C
Re: Measurables for Document Control and Internal Audits
Hi Covers,
I've been following this thread with much interest, and, after careful thought, here is my pennyworth. If I may, I'd like to address the comments made by some of you and then suggest some of my own:
There were some very good examples of audit metrics, but I disagree with the one to do with the auditor finding problems that may become huge issues. This may, of course, be an outcome of the audit, but this seems to guide the auditor to only look for the big fish. What if there are lots of minor errors that suggest the process is not in control. Should these be ignored? My view is that an audit is intended to look at the effectiveness of systems and processes and is based on a sample, and all bad AND good findings are passed to management for action. End of story. There should not be any influence on the auditor, unless there is a for cause audit.
An audit of the effectiveness of actions is good to cover during an audit, but can it be a metric? The only one I can think of is, has the effectiveness of all actions has been audited? Some auditors don't look at the results of previous audits, and some orgs have the effectiveness of actions built into the CAPA system, so it's not the responsibility of the auditor?
The time to closure is a metric but not one for the auditor surely? Maybe one for the auditees management?

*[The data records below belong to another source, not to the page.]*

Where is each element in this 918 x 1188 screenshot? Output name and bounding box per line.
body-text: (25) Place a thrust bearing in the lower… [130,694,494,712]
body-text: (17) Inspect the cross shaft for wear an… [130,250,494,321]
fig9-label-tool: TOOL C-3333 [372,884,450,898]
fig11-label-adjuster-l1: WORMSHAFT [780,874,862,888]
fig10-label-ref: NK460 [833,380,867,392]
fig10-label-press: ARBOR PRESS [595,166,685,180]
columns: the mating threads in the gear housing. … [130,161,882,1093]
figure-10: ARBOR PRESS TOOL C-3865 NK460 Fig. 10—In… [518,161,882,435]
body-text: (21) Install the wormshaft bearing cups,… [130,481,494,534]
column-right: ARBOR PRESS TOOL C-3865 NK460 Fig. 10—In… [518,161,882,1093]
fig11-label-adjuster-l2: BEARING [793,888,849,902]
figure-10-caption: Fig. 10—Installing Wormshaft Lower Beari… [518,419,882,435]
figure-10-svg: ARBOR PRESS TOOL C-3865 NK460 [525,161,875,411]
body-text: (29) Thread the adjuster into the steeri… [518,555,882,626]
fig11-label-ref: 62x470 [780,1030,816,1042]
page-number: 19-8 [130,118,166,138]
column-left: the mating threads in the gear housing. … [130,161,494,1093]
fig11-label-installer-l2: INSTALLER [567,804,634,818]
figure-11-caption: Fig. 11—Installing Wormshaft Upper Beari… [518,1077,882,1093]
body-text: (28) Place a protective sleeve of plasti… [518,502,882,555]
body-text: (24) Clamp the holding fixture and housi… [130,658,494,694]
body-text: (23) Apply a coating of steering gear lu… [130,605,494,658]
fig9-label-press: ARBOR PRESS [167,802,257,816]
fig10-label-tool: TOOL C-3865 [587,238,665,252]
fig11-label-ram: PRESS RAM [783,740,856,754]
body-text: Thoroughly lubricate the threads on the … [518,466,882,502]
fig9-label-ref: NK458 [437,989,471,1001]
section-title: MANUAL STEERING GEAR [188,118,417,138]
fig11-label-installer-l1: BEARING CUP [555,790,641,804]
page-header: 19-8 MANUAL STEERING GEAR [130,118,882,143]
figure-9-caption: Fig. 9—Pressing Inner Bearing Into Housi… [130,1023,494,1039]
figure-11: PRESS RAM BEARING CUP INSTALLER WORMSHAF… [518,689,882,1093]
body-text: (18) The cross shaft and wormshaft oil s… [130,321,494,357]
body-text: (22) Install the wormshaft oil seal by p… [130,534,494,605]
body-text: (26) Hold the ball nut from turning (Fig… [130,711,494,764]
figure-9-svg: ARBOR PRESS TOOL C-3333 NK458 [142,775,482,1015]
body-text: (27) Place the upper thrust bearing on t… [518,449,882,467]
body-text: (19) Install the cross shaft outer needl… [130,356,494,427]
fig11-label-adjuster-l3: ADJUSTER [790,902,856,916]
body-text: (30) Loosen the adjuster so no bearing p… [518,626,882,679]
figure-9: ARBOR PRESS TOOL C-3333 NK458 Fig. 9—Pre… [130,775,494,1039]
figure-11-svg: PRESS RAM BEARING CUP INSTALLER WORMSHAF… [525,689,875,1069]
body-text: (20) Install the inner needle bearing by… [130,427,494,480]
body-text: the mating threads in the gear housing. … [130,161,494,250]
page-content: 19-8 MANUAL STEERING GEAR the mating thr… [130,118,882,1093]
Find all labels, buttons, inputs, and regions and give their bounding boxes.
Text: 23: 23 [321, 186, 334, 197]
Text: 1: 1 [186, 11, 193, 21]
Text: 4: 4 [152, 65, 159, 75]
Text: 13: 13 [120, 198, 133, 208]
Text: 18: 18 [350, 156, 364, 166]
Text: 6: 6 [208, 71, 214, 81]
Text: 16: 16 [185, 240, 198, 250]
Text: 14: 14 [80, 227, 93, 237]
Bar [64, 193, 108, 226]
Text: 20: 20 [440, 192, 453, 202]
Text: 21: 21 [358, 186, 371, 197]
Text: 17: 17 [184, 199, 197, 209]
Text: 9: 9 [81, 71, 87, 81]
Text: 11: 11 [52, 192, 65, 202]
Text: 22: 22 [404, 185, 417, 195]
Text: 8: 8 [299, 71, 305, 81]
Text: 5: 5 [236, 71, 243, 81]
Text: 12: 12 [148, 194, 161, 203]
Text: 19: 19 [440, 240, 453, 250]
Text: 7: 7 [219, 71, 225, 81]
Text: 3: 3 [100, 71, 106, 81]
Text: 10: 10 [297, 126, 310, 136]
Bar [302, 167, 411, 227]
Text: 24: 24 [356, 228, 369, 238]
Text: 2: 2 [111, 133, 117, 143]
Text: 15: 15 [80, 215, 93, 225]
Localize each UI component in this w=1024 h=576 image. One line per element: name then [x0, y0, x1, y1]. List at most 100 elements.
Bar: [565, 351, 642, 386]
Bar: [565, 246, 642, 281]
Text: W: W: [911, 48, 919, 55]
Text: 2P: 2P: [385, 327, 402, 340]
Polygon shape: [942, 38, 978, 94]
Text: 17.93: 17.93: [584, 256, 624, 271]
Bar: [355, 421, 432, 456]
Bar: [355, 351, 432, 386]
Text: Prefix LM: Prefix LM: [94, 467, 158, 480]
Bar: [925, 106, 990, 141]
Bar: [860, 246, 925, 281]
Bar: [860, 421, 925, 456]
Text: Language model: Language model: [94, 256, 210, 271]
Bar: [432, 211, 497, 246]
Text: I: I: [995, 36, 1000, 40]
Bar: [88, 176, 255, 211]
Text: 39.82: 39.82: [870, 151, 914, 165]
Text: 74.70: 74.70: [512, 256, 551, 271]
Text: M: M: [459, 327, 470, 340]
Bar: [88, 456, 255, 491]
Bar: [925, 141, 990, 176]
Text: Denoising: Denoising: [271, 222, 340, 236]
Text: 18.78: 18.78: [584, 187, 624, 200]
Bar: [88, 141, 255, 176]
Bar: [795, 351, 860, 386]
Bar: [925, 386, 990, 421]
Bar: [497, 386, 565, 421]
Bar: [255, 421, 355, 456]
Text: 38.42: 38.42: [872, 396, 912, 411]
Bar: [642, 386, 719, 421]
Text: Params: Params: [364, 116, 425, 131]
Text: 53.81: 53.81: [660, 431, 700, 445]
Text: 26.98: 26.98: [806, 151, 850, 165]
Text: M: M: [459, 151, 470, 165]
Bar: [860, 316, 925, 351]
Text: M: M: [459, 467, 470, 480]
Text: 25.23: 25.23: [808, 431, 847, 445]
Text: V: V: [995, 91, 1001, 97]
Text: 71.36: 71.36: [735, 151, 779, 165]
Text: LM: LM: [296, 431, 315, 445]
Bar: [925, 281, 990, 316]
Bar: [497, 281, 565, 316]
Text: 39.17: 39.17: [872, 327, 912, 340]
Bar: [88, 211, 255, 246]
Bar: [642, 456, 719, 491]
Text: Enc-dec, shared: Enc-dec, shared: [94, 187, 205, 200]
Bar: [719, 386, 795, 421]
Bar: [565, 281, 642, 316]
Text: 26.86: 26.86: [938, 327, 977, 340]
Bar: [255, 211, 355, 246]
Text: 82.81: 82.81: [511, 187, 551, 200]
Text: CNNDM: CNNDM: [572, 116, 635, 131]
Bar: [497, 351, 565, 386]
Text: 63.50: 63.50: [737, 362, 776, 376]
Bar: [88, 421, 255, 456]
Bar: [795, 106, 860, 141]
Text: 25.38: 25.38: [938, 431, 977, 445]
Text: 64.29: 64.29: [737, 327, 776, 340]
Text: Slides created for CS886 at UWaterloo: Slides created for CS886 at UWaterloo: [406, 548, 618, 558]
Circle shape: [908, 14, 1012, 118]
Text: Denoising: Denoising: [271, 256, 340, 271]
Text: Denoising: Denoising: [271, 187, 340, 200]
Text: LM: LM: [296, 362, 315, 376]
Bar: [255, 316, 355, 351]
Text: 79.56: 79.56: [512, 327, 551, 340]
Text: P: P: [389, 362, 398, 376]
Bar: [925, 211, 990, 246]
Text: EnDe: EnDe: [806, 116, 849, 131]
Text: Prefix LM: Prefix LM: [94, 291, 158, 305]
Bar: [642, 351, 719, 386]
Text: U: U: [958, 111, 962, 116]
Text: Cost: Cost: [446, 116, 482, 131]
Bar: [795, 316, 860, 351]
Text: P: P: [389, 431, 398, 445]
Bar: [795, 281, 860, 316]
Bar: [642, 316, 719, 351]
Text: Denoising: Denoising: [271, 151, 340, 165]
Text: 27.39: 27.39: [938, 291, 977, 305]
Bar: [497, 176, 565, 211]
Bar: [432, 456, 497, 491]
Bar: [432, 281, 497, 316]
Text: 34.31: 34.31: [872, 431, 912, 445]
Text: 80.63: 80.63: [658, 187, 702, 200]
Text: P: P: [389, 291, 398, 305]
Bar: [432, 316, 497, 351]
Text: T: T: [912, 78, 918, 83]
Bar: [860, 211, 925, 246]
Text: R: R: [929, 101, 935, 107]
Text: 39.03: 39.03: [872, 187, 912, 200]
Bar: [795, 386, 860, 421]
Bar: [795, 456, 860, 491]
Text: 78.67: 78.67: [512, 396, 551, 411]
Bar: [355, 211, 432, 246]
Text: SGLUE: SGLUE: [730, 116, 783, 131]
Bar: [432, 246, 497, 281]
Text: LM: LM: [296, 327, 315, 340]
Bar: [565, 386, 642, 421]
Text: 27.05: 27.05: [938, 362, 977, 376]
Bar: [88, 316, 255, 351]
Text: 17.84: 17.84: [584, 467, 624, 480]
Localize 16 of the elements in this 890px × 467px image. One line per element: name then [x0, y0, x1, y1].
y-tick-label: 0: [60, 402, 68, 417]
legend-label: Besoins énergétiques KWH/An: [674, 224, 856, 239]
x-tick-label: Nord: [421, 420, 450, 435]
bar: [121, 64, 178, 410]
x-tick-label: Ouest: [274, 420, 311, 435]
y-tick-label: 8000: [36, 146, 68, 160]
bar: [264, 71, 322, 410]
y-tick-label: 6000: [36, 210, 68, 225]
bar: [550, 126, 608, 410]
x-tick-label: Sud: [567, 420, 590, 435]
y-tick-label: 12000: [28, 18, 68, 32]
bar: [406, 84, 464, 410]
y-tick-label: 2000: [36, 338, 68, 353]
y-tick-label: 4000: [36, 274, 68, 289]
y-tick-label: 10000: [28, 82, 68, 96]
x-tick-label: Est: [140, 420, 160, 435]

The number of opportunities for improvement and the potential number of NCRs surely depends on the process being audited and not a metric for the auditor? What if the process is so good you cannot find fault? So you say in your audit report, based on my audit sample, the process was great. I
I think we need to define the scope of the audit process before we apply metrics to it. For example, in some organisations, the audit process is separate, but feeds into, the CAPA process. In small orgs, like the one I work for, the auditor does the audit, does the audit admin, seeks CAPA, and tracks and trends action plan completion. Also, CAPA plans are usually reviewed and approved by Quality so we have an opportunity to review effectiveness and cost saving benefits of the action plans, but this may not be the responsibility of the auditor. So I would create metrics just for performing and reporting audits.
I would suggest the following metrics may be more appropriate to measure the effectiveness of the audit process:
The real value of the audit process is two-fold:
1. Designing your audit plan/checklist/strategy cleverly so that your sample encompasses the effectiveness of the whole system or process and
2. Performing the audit with the intention of identifying the opportunities for improvement and reporting these to management.

Hi Covers,
I've been following this thread with much interest, and, after careful thought, here is my pennyworth. If I may, I'd like to address the comments made by some of you and then suggest some of my own:
There were some very good examples of audit metrics, but I disagree with the one to do with the auditor finding problems that may become huge issues. This may, of course, be an outcome of the audit, but this seems to guide the auditor to only look for the big fish. What if there are lots of minor errors that suggest the process is not in control. Should these be ignored? My view is that an audit is intended to look at the effectiveness of systems and processes and is based on a sample, and all bad AND good findings are passed to management for action. End of story. There should not be any influence on the auditor, unless there is a for cause audit.
An audit of the effectiveness of actions is good to cover during an audit, but can it be a metric? The only one I can think of is, has the effectiveness of all actions has been audited? Some auditors don't look at the results of previous audits, and some orgs have the effectiveness of actions built into the CAPA system, so it's not the responsibility of the auditor?
The time to closure is a metric but not one for the auditor surely? Maybe one for the auditees management?
The number of opportunities for improvement and the potential number of NCRs surely depends on the process being audited and not a metric for the auditor? What if the process is so good you cannot find fault? So you say in your audit report, based on my audit sample, the process was great. I
I think we need to define the scope of the audit process before we apply metrics to it. For example, in some organisations, the audit process is separate, but feeds into, the CAPA process. In small orgs, like the one I work for, the auditor does the audit, does the audit admin, seeks CAPA, and tracks and trends action plan completion. Also, CAPA plans are usually reviewed and approved by Quality so we have an opportunity to review effectiveness and cost saving benefits of the action plans, but this may not be the responsibility of the auditor. So I would create metrics just for performing and reporting audits.
I would suggest the following metrics may be more appropriate to measure the effectiveness of the audit process:
- Adherence to audit schedule
- Reports submitted on time
- Turnaround time for CAPA plans
- Regular reports to management on CAPA plans due and CAPA plan completion
- Trending of audit data by observation category, numbers of observations, numbers of CAPAs etc
- Strengths reported to management with a view to application in other areas
- Review of audit frequency based on effectiveness as measured by audit eg. your process is in control in 2 sequential audits so instead of annual audit, move to biennial audit?
The real value of the audit process is two-fold:
1. Designing your audit plan/checklist/strategy cleverly so that your sample encompasses the effectiveness of the whole system or process and
2. Performing the audit with the intention of identifying the opportunities for improvement and reporting these to management.